A difícil reinvenção da prática social
Diante das grandes mutações a que estão submetidas hoje as cidades, as relações sociais e a própria relação homem / natureza estarão, dentro em breve, seriamente comprometidas. É evidente que vários fatores contribuem mas, sobretudo, as mudanças nas construções das sociedades, novos modismos, descontinuidades urbanísticas e descompromissos com o futuro das cidades, dispõem para a desintegração familiar, uma das mais sérias consequências da dessocialização das cidades.
Cidades como São Paulo, Rio de Janeiro, Los Angeles e Chicago, são exemplos de intifadas urbanas, de um desenvolvimento alienado. Hoje, já assistimos a uma rotina de uma elite que se refugia em seus bunkers sendo atacada por bandidos urbanos, um incontestável poder dentro do poder estatal. A densidade populacional nessas cidades é alarmante, decorrente do êxodo das cidades menores em favor das metrópoles, que vão, inexoravelmente, se tornando inchadas e insuportáveis. E o problema, portanto, deixa de ser, necessariamente, de gosto estético para ser populacional, social e de amontoados. É uma temeridade. As intervenções para tornarem novas as cidades, para se adequarem às novas exigências urbanísticas, comprometem, irremediavelmente, a organização espacial e territorial das cidades e, muitas das novas cidades já morreram, justamente por seus aspectos de novidade, por falta de sedimentação, pela ausência de historicidade.

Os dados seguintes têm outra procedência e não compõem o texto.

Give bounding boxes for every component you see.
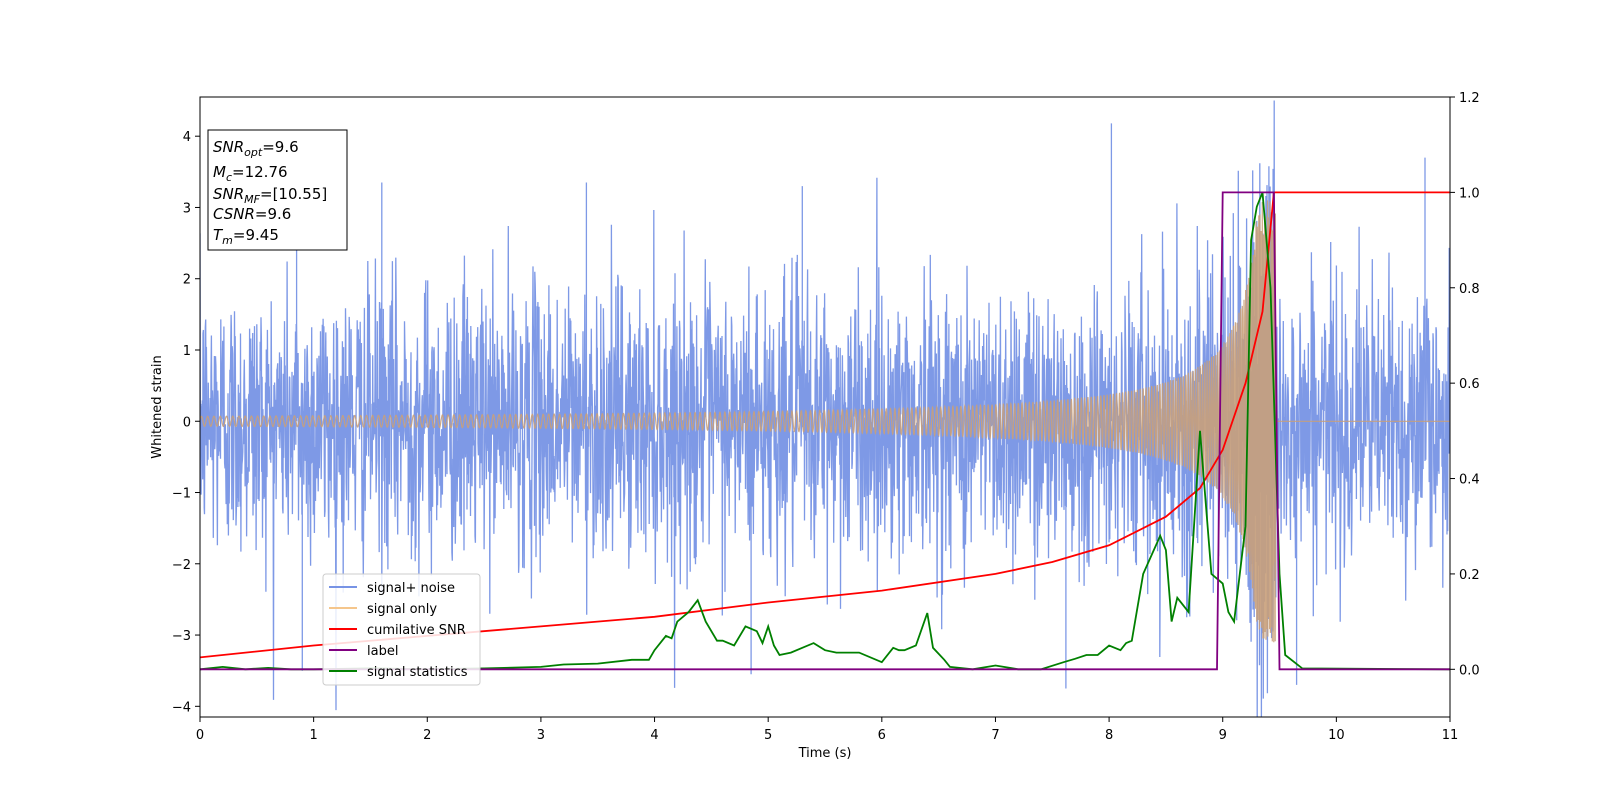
y-left-tick-label: −2 (172, 558, 191, 573)
x-tick-label: 1 (309, 728, 317, 743)
x-tick-label: 10 (1328, 728, 1345, 743)
plot-frame (199, 96, 1451, 718)
y-left-tick-label: 2 (183, 273, 191, 288)
y-left-tick-label: 0 (183, 415, 191, 430)
series-signal-only (200, 200, 1450, 643)
x-tick-label: 3 (537, 728, 545, 743)
x-tick-label: 6 (878, 728, 886, 743)
y-right-tick-label: 0.6 (1459, 377, 1480, 392)
annotation-frame (207, 129, 348, 251)
x-tick-label: 9 (1219, 728, 1227, 743)
y-right-tick-label: 0.8 (1459, 282, 1480, 297)
x-tick-label: 7 (991, 728, 999, 743)
annotation-line: SNRMF=[10.55] (213, 185, 327, 206)
x-tick-label: 4 (650, 728, 658, 743)
y-right-tick-label: 0.0 (1459, 663, 1480, 678)
y-right-tick-label: 1.2 (1459, 91, 1480, 106)
x-tick-label: 8 (1105, 728, 1113, 743)
series-label-line (200, 191, 1450, 671)
y-axis-title: Whitened strain (150, 355, 165, 458)
x-tick-label: 11 (1442, 728, 1459, 743)
y-left-tick-label: −1 (172, 487, 191, 502)
y-right-tick-label: 0.2 (1459, 568, 1480, 583)
y-left-tick-label: 1 (183, 344, 191, 359)
y-left-tick-label: −4 (172, 700, 191, 715)
series-signal-noise (200, 100, 1450, 717)
series-signal-statistics-line (200, 192, 1450, 671)
annotation-line: Mc=12.76 (213, 163, 288, 184)
signal-noise-line (200, 100, 1450, 717)
legend: signal+ noise signal only cumilative SNR la… (322, 573, 481, 686)
legend-label: signal only (367, 602, 437, 617)
annotation-line: Tm=9.45 (213, 226, 279, 247)
right-axis-series (200, 191, 1450, 671)
signal-only-line (200, 200, 1450, 643)
x-tick-label: 2 (423, 728, 431, 743)
x-tick-label: 0 (196, 728, 204, 743)
x-axis-title: Time (s) (798, 746, 852, 761)
legend-label: label (367, 644, 398, 659)
series-cumilative-snr-line (200, 191, 1450, 659)
y-left-tick-label: 4 (183, 130, 191, 145)
y-left-axis-ticks: 4 3 2 1 0 −1 −2 −3 −4 (172, 130, 200, 715)
x-axis-ticks: 0 1 2 3 4 5 6 7 8 9 10 11 (196, 717, 1458, 743)
y-left-tick-label: 3 (183, 201, 191, 216)
annotation-line: SNRopt=9.6 (213, 138, 299, 159)
y-left-tick-label: −3 (172, 629, 191, 644)
y-right-tick-label: 0.4 (1459, 473, 1480, 488)
legend-label: signal statistics (367, 665, 468, 680)
legend-frame (322, 573, 481, 686)
x-tick-label: 5 (764, 728, 772, 743)
legend-label: cumilative SNR (367, 623, 466, 638)
y-right-tick-label: 1.0 (1459, 186, 1480, 201)
y-right-axis-ticks: 1.2 1.0 0.8 0.6 0.4 0.2 0.0 (1450, 91, 1480, 678)
legend-label: signal+ noise (367, 581, 455, 596)
annotation-line: CSNR=9.6 (213, 205, 291, 223)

A cidade moderna, de constantes mutações, vive em crise. As populações circulam rápidas e atônitas em busca do ponto de chegada, esquecendo, muitas vezes, o que resta das últimas paisagens. A velocidade e a luz noturna são os seus principais elementos, enquanto o trânsito, o seu maior problema. A dessocialização das cidades é um a prática acentuada fomentada pelo verticalismo dos grandes edifícios; são ilhas de concreto desprovidas de terra, de água e de comunicação, que destroem, os espaços das ruas e das praças, ricos de sociabilidade e de densidades afetivas. O lugar, área ou pedaço, dentro de uma organização urbana reflete a sua diversidade de criação e de usos os mais diversos, públicos ou privados, eventuais ou permanentes. Estudamos sempre esses espaços à luz de uma prática social, conforme o que nos diz o sociólogo Manuel Castell, um espaço-tempo, historicamente definido, um espaço construído, praticado e articulado pelas relações sociais. Na verdade, um dos grandes problemas do homem contemporâneo em relação a sua organização espacial é a sua fragmentação nas grandes cidades. Fragmentação manifestada principalmente pela individualização crescente que leva o cidadão a enclausurar-se, cada vez mais, dentro de sua própria casa.

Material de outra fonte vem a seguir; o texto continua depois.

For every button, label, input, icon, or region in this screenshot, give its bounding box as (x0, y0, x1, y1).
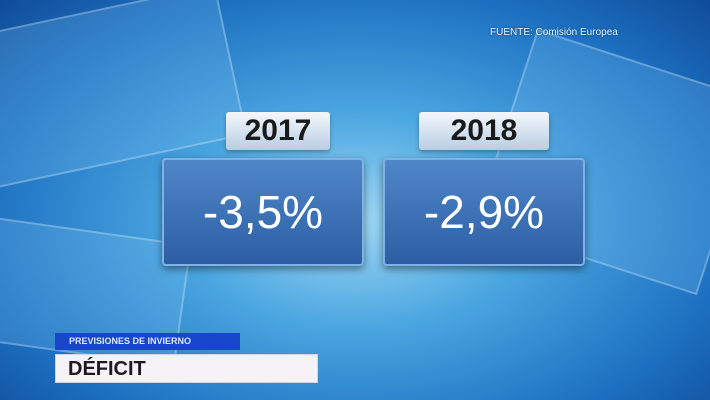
year-label-2018: 2018 (419, 112, 549, 150)
lower-third-subtitle: PREVISIONES DE INVIERNO (55, 333, 240, 350)
source-label: FUENTE: Comisión Europea (490, 27, 618, 38)
value-box-2017: -3,5% (162, 158, 364, 266)
year-label-2017: 2017 (226, 112, 330, 150)
value-box-2018: -2,9% (383, 158, 585, 266)
lower-third-title: DÉFICIT (55, 354, 318, 383)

As ruas, os becos, os bairros e as praças tem sido nossa intenção tratá-los como lugares onde ocorreram e ainda ocorrem práticas sociais. Eles representam, mesmo de formas e conteúdos diferenciados, uma comunicação afetiva, e nos importa também o como voltar a essa comunicação afetiva, questão tão difícil em nossos tempos modernos.
Cada espaço da nossa cidade em minhas abordagens foi tratado em um tempo diferente, absoluto, muitos dos quais já bastante adulterado, como um mundo a ser vivido em algo dominado que perdeu a sua idade da inocência.
As Igrejas, que são geralmente erigidas para eternidade e que são diferenciadas mesmo dentro de uma mesma Ordem e Irmandade, encerram ainda espaços de encontros, jardins e contemplação; e as Praças Públicas, como na antiguidade, ornamentadas por belas esculturas e monumentos, o lugar por excelência do poder político e da prática social, hoje, agonizam disformes e espremidas e se escondem das máscaras arrogantes e indiferentes dos homens modernos.
O Projeto de Lei 24/2001 que criou a Área de Reestruturação Urbana (ARU) em 12 bairros da Zona Norte do Recife, limita a construção de espigões nessas áreas de uma atividade predatória de comércio rentável que aniquila o espaço natural e das práticas sociais dos seus moradores e frequentadores, apenas limita mas a atividade predatória continua.
A satisfação em erigir mais um espigão em qualquer espaço da Cidade mesmo com danos irreparáveis à sua paisagem urbana, somente exemplifica e ratifica a falta de compromissos com a evolução urbana da cidade. O Recife poderia ter crescido e evoluído amplamente de maneira ordenada, consciente e criteriosa, preservando os seus valores, os seus espaços naturais e de convivência, e a sua cultura arquitetural.
Na verdade, em muitas ocasiões, hoje, nós vivemos de saudades e de recordações.
Acho que no século 21, o homem terá que reinventar a sua relação com a Terra.